Desde la Facultad de Derecho y Ciencias Sociales y Políticas de la UNNE coinciden en que las reformas previstas en el proyecto del Ejecutivo nacional, van en contra del artículo 41 de la Constitución Nacional, como también de acuerdos internacionales. De cara al tratamiento de la iniciativa, la Cámara de Diputados de la Nación convocó a audiencias públicas el 25 y 26 de marzo.

La Dra. Haraví Eloisa Ruiz, titular de la Cátedra A de Derecho Ambiental de la Facultad de Derecho de la UNNE ha expresado su preocupación por la propuesta de reforma de la Ley de Glaciares (Ley 26.639), calificándola como un «retroceso en materia ambiental» que podría tener graves consecuencias ambientales para el país.

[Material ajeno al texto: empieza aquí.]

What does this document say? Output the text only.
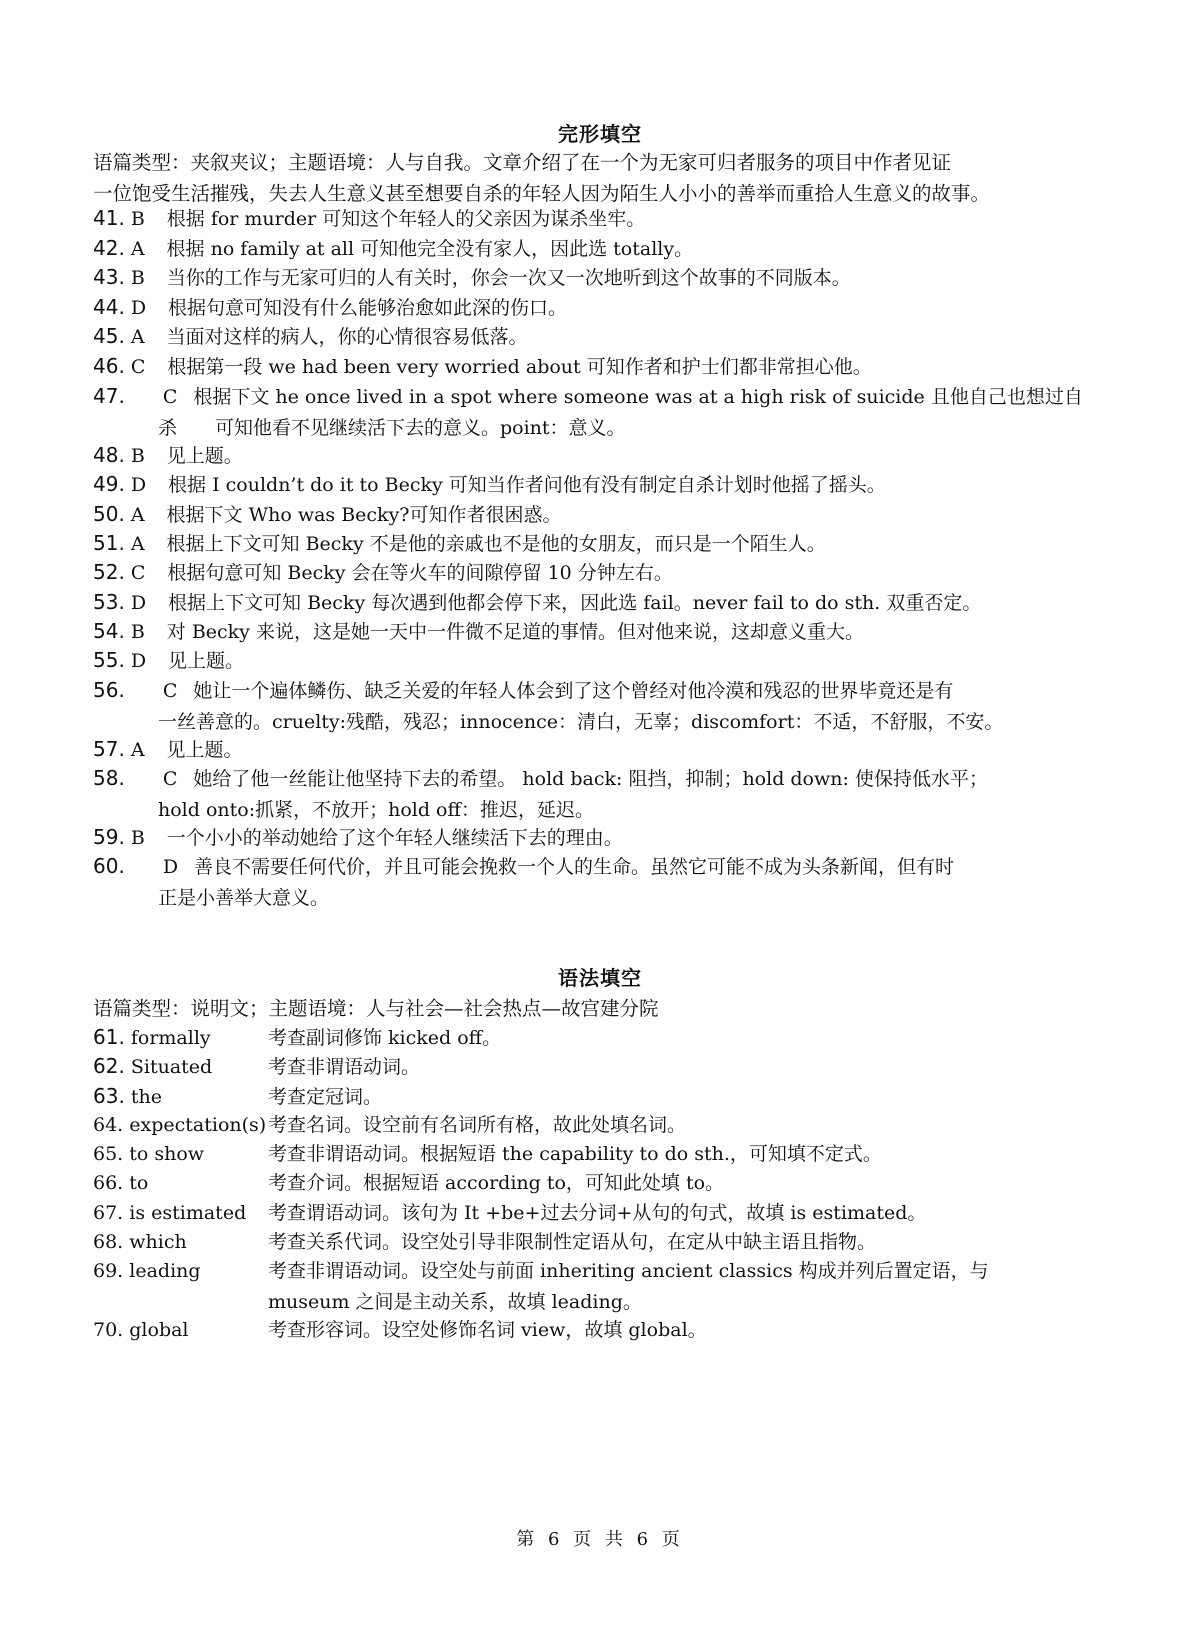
完形填空
语篇类型：夹叙夹议；主题语境：人与自我。文章介绍了在一个为无家可归者服务的项目中作者见证
一位饱受生活摧残，失去人生意义甚至想要自杀的年轻人因为陌生人小小的善举而重拾人生意义的故事。
41. B 根据 for murder 可知这个年轻人的父亲因为谋杀坐牢。
42. A 根据 no family at all 可知他完全没有家人，因此选 totally。
43. B 当你的工作与无家可归的人有关时，你会一次又一次地听到这个故事的不同版本。
44. D 根据句意可知没有什么能够治愈如此深的伤口。
45. A 当面对这样的病人，你的心情很容易低落。
46. C 根据第一段 we had been very worried about 可知作者和护士们都非常担心他。
47. C 根据下文 he once lived in a spot where someone was at a high risk of suicide 且他自己也想过自
杀　　可知他看不见继续活下去的意义。point：意义。
48. B 见上题。
49. D 根据 I couldn’t do it to Becky 可知当作者问他有没有制定自杀计划时他摇了摇头。
50. A 根据下文 Who was Becky?可知作者很困惑。
51. A 根据上下文可知 Becky 不是他的亲戚也不是他的女朋友，而只是一个陌生人。
52. C 根据句意可知 Becky 会在等火车的间隙停留 10 分钟左右。
53. D 根据上下文可知 Becky 每次遇到他都会停下来，因此选 fail。never fail to do sth. 双重否定。
54. B 对 Becky 来说，这是她一天中一件微不足道的事情。但对他来说，这却意义重大。
55. D 见上题。
56. C 她让一个遍体鳞伤、缺乏关爱的年轻人体会到了这个曾经对他冷漠和残忍的世界毕竟还是有
一丝善意的。cruelty:残酷，残忍；innocence：清白，无辜；discomfort：不适，不舒服，不安。
57. A 见上题。
58. C 她给了他一丝能让他坚持下去的希望。 hold back: 阻挡，抑制；hold down: 使保持低水平；
hold onto:抓紧，不放开；hold off：推迟，延迟。
59. B 一个小小的举动她给了这个年轻人继续活下去的理由。
60. D 善良不需要任何代价，并且可能会挽救一个人的生命。虽然它可能不成为头条新闻，但有时
正是小善举大意义。
语法填空
语篇类型：说明文；主题语境：人与社会—社会热点—故宫建分院
61. formally	考查副词修饰 kicked off。
62. Situated	考查非谓语动词。
63. the	考查定冠词。
64. expectation(s)考查名词。设空前有名词所有格，故此处填名词。
65. to show	考查非谓语动词。根据短语 the capability to do sth.，可知填不定式。
66. to	考查介词。根据短语 according to，可知此处填 to。
67. is estimated 考查谓语动词。该句为 It +be+过去分词+从句的句式，故填 is estimated。
68. which	考查关系代词。设空处引导非限制性定语从句，在定从中缺主语且指物。
69. leading	考查非谓语动词。设空处与前面 inheriting ancient classics 构成并列后置定语，与
museum 之间是主动关系，故填 leading。
70. global	考查形容词。设空处修饰名词 view，故填 global。
第 6 页 共 6 页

En una entrevista con UNNE Medios, la especialista detalló los puntos más cuestionables de la reforma que se presenta como una «ley aclaratoria» pero que, en realidad, busca modificar aspectos fundamentales de la normativa vigente.

El Senado de la Nación trató el jueves 26 de febrero pasado, un proyecto del Ejecutivo que modifica la Ley de Glaciares, vigente desde 2010. Para el Gobierno, la reforma declara que busca “ordenar el marco normativo vigente”, sin embargo, organizaciones intermedias y especialistas del ámbito académico ponen bajo la lupa la iniciativa del Gobierno Nacional.

Uno de los puntos centrales de la reforma, según la doctora Ruiz, es el otorgamiento de facultades «mucho más amplias y discrecionales» a las jurisdicciones provinciales en la determinación de qué glaciares y ambientes periglaciares serán dignos de protección. En efecto, plantea que las jurisdicciones locales podrán disponer la actualización del inventario nacional de glaciares solicitando la inclusión de nuevos o “informando” que alguno ha perdido tal condición, esto implica una quita de poder al Instituto Argentino de Nivología, Glaciología y Ciencias Ambientales (IANIGLA), que actualmente es el encargado de conformar el inventario de glaciares y ambientes periglaciares.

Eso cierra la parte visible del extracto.